Confrontation therapy: In bulimia therapy, so-called confrontations are often used, which serve to reduce fears. The therapist encourages patients to expose themselves to situations or to eat foods that cause them anxiety and which otherwise have triggered a binge eating. The therapeutically supported confrontation leads to a steady reduction in fears and increases the self-confidence and self-esteem of bulimics.

Broad spectrum of therapies

In the case of an inpatient stay, a wide range of therapies for holistic treatment is usually used. This includes:

  • Individual therapy
  • Group therapy
  • Gestalt therapy
  • Art therapy
  • Exercise therapy
  • Music therapy
  • Relaxation courses
  • Nutritional advice

Medication

At the beginning of bulimia therapy and during crises, some patients are temporarily given antidepressant substances. The drug fluoxetine is mainly used for this purpose. Not only does it have an antidepressant effect, but it also reduces vomiting attacks. Medicines are not suitable as the sole therapy for bulimia.

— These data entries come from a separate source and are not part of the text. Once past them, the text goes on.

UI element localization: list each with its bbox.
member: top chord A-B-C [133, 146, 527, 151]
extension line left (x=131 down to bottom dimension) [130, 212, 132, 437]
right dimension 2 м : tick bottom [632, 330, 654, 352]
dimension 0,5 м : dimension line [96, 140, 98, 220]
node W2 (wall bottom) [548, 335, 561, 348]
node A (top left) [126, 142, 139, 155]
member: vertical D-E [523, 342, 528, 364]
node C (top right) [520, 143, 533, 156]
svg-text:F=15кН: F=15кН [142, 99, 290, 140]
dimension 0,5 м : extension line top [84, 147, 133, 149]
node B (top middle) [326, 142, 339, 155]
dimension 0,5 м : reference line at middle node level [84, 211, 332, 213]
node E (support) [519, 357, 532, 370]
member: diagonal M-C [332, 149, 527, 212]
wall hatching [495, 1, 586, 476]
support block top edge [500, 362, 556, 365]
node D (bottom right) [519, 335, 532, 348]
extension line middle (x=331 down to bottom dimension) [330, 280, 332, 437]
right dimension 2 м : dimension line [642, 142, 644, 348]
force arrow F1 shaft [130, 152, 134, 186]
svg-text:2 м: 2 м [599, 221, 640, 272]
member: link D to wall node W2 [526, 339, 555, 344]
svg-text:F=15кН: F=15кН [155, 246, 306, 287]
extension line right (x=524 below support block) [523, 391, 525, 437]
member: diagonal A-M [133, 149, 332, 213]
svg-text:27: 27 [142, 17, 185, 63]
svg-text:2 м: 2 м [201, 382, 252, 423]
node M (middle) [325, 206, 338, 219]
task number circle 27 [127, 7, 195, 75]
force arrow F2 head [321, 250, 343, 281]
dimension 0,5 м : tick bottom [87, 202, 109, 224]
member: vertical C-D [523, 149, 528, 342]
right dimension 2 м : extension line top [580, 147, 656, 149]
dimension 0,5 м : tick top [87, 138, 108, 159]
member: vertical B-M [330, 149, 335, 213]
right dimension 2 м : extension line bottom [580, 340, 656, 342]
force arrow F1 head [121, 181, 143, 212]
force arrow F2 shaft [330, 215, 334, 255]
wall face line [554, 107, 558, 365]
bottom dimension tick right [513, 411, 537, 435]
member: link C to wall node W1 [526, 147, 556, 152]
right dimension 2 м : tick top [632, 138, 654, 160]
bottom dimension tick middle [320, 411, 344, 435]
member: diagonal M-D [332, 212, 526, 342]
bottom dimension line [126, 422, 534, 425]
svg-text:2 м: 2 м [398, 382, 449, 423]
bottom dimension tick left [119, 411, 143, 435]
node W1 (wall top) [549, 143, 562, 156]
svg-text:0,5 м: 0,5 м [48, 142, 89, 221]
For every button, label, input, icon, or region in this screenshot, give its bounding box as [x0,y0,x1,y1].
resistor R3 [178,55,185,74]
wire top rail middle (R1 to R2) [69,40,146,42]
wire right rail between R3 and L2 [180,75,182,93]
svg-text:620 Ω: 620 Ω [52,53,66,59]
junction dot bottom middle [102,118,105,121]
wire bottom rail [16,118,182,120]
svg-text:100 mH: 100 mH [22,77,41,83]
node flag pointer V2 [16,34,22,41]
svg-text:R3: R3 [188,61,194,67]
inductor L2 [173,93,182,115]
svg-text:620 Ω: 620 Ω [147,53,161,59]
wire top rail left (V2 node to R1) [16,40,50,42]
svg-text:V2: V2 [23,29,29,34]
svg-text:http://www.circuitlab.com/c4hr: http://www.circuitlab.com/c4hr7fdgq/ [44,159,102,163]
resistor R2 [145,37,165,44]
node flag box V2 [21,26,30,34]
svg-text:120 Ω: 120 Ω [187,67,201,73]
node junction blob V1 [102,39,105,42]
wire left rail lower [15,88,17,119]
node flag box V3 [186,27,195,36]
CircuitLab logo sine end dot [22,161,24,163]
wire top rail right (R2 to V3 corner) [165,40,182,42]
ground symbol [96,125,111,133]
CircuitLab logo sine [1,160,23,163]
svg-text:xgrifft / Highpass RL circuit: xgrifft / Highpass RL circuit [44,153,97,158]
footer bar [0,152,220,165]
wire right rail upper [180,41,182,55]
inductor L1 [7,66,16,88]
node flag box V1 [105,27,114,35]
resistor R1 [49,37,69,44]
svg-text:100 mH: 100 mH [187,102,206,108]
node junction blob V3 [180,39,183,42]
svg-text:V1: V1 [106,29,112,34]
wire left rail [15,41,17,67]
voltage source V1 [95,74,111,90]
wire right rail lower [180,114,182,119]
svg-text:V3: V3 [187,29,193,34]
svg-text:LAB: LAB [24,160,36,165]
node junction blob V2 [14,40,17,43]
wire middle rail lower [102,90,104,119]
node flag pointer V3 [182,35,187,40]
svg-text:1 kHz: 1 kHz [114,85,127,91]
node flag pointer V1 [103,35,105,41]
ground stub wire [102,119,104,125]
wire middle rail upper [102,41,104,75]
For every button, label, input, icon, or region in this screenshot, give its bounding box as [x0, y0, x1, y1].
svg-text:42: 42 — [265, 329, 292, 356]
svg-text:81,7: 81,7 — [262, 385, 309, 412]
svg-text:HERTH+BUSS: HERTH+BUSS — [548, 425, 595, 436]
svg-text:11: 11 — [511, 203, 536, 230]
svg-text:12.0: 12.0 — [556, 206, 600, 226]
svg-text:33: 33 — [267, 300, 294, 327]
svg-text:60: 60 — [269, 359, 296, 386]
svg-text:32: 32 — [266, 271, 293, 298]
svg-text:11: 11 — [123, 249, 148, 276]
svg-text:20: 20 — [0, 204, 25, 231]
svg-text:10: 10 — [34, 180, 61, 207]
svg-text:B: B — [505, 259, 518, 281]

Bulimia: disease course and prognosis

Bulimia usually begins in adolescence or early adulthood. It is mainly women between the ages of 18 and 30 that get the disease, but young men are also increasingly affected. Bulimia can be preceded by a period of severe weight loss which then turns into vomiting attacks. Often, diets are the starting point for the vomiting addiction.

In the course of the disease, there are always times when people with bulimia eat normally. The number of vomiting and eating attacks varies from person to person. In stressful phases in which the patient is particularly stressed, vomiting attacks occur more frequently.

Often, bulimia is not treated until the patient's third decade - i.e. after a long period of illness. After all, about half of the patients who suffered from bulimia get well, although usually only after several years of the disease.

Additional information

Books:

  • Back to life: In 12 steps out of bulimia (Nina Wolf, Tectum Wissenschaftsverlag, 2018)
  • The woman who ate in the moonlight: Overcoming eating disorders through the wisdom of ancient fairy tales and myths (Anita Johnston, Knaur MensSana TB, 2007)

Guidelines:

S3 guideline "Eating disorders, diagnostics and therapy" of the German Society for Psychosomatic Medicine and Psychotherapy (DGPM)

Self-help groups:

Cinderella - Counseling Center for Eating Disorders of the Action Group for Eating and Anorexia e.V.